Because in addition to the people in the formerly autonomous metropolis, Beijing also oppresses people in Tibet, Inner Mongolia and, as already mentioned, Xinjiang. If they all wanted to free themselves from Beijing’s yoke at once, the army could no longer stop this quest for freedom.

This could also be the reason why Xi has already committed his army to dark times and, at least according to some military experts, prefers to contemplate conquering Taiwan sooner rather than later. It will not only take thousands of soldiers to conquer Taiwan, but at least as many more to occupy the island and hold it as a Chinese conquest.

It also doesn’t look like the people of China, cheered on by Xi’s nationalist slogans, are willing to have more children. The People’s Republic is following the modernization course that Japan, South Korea and Taiwan have also gone through: the cost of living is rising, the need for better educated people is growing. These opt for smaller families.

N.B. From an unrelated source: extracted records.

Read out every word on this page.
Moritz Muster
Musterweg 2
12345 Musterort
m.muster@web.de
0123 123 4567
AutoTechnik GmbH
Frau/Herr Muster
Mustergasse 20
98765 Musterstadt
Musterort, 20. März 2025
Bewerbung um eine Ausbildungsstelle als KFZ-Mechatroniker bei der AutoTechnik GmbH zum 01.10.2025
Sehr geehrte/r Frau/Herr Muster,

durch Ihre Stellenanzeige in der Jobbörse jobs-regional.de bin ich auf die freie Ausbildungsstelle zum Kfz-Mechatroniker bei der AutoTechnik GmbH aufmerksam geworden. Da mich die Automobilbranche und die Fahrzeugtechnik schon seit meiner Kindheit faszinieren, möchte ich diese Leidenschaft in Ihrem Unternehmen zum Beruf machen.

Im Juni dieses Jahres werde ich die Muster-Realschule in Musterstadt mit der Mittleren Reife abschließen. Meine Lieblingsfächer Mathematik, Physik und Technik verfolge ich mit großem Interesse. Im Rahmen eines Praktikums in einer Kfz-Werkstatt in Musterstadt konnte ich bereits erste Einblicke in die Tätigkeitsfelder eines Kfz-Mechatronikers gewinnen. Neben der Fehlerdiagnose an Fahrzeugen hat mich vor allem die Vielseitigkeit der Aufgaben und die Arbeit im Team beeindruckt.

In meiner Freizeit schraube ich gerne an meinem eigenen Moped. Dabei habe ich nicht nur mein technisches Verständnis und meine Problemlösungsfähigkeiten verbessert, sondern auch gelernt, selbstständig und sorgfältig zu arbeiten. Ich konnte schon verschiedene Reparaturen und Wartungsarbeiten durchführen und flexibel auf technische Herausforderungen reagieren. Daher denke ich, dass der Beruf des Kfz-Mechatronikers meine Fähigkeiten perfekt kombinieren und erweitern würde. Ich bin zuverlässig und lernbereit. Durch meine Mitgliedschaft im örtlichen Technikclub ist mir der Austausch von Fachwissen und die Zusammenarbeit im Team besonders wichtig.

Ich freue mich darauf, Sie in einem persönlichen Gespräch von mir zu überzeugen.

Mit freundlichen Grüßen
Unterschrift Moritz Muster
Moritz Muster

In addition, in the late 1980s and early 1990s, people in South Korea and Taiwan also decided because of this development that they would rather live in a democracy in the future.

That the same could happen in China is not impossible, and thus Xi Jinping’s nightmare. At the moment, however, this is nothing more than music of the future. It is all the more relevant now to price in the population development in the People’s Republic in scenarios that try to make predictions for what Xi Jinping could plan militarily, be it in relation to Taiwan, be it with regard to other trouble spots, of which the ruler has accumulated numerous.

Alexander Görlach is Honorary Professor of Ethics at Leuphana University in Lüneburg and Senior Fellow at the Carnegie Council for Ethics in International Affairs in New York. After stints in Taiwan and Hong Kong, he has focused on the rise of China and what it means for East Asian democracies in particular. From 2009 to 2015, Alexander Görlach was also the publisher and editor-in-chief of the debate magazine The European, which he founded. Today he is a columnist and author for various media. He lives in New York and Berlin.